Note that this is somewhat of a worst-case scenario, since it involves duplicating all the support transistors of the whole "shader engine". An alternate approach of adding DCUs to existing shader engines might get you to the same SP count with a (slightly) lower size. But the best-case scenario is probably no less than 450mm^2 for a 64CU part.
Is that "realistic"? Yes, in the sense that chips of this size do get manufactured and put in consumer products. AMD's Vega 64 is even bigger, for example. But it's absolutely not "realistic" in the sense of something that would make it into a mass-market console. It would be too expensive and run too hot.
But on the other hand, posters implying that anything over 40CUs is impossible are too pessimistic. A 48CU part could be as "small" as 360mm^2. This is the size of the original Xbox One APU, and the One X. A slightly larger chip--which approximation from the Scarlett reveal video suggests is the case, at least for Anaconda--could go even higher. (Though some of the physical CUs would almost certainly be disabled for yield reasons.)

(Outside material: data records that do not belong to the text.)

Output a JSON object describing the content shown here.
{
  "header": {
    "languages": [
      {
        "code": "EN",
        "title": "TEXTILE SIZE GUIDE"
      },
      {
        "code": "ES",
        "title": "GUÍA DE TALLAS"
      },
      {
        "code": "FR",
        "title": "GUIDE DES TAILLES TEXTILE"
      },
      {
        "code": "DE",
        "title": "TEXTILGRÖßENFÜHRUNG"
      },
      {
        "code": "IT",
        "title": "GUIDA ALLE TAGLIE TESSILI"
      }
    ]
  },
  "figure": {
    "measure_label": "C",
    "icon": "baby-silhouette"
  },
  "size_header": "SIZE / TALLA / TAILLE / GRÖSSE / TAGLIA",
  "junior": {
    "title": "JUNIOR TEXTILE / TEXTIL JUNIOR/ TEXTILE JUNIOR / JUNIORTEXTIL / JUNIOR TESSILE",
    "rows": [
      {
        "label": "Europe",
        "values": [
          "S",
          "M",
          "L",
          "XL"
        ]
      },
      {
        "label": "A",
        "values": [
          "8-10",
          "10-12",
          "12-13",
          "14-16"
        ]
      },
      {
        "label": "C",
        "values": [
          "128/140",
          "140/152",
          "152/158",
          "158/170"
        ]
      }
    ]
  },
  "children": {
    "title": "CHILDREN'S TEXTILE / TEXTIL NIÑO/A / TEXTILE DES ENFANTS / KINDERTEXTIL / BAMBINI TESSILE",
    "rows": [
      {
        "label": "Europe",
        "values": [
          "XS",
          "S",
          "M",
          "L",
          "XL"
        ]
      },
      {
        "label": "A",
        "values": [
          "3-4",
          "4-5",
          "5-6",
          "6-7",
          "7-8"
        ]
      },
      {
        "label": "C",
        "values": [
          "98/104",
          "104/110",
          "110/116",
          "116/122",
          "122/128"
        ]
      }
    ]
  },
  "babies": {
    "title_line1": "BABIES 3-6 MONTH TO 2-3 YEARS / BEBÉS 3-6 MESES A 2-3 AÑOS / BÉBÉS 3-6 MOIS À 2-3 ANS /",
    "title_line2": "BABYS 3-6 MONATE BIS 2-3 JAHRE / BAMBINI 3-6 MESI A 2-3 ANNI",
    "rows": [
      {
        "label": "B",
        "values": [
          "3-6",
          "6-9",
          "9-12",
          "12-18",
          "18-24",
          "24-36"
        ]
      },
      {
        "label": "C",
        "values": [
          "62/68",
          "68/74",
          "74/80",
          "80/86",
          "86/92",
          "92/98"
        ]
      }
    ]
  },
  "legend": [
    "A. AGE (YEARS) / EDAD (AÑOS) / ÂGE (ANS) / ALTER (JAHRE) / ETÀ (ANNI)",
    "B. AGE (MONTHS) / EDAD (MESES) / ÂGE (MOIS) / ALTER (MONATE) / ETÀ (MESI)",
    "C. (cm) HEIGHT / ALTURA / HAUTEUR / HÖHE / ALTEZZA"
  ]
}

I was totally with you until this point. There are various scenarios where PS5 is more powerful, but neither it nor Anaconda are break-the-bank, hotter-than-hell powerplays. Anaconda will be sold as premium, yes, but it'll also be responsible for mitigating losses from Lockhart. PS5 has no such mandate, allowing more budget to go into silicon performance.
That's just one factor making your certainty unjustified. Personally, I still think Anaconda is going to be more powerful than Sony's machine. But that is by no means the only possible outcome (or even necessarily the most plausible).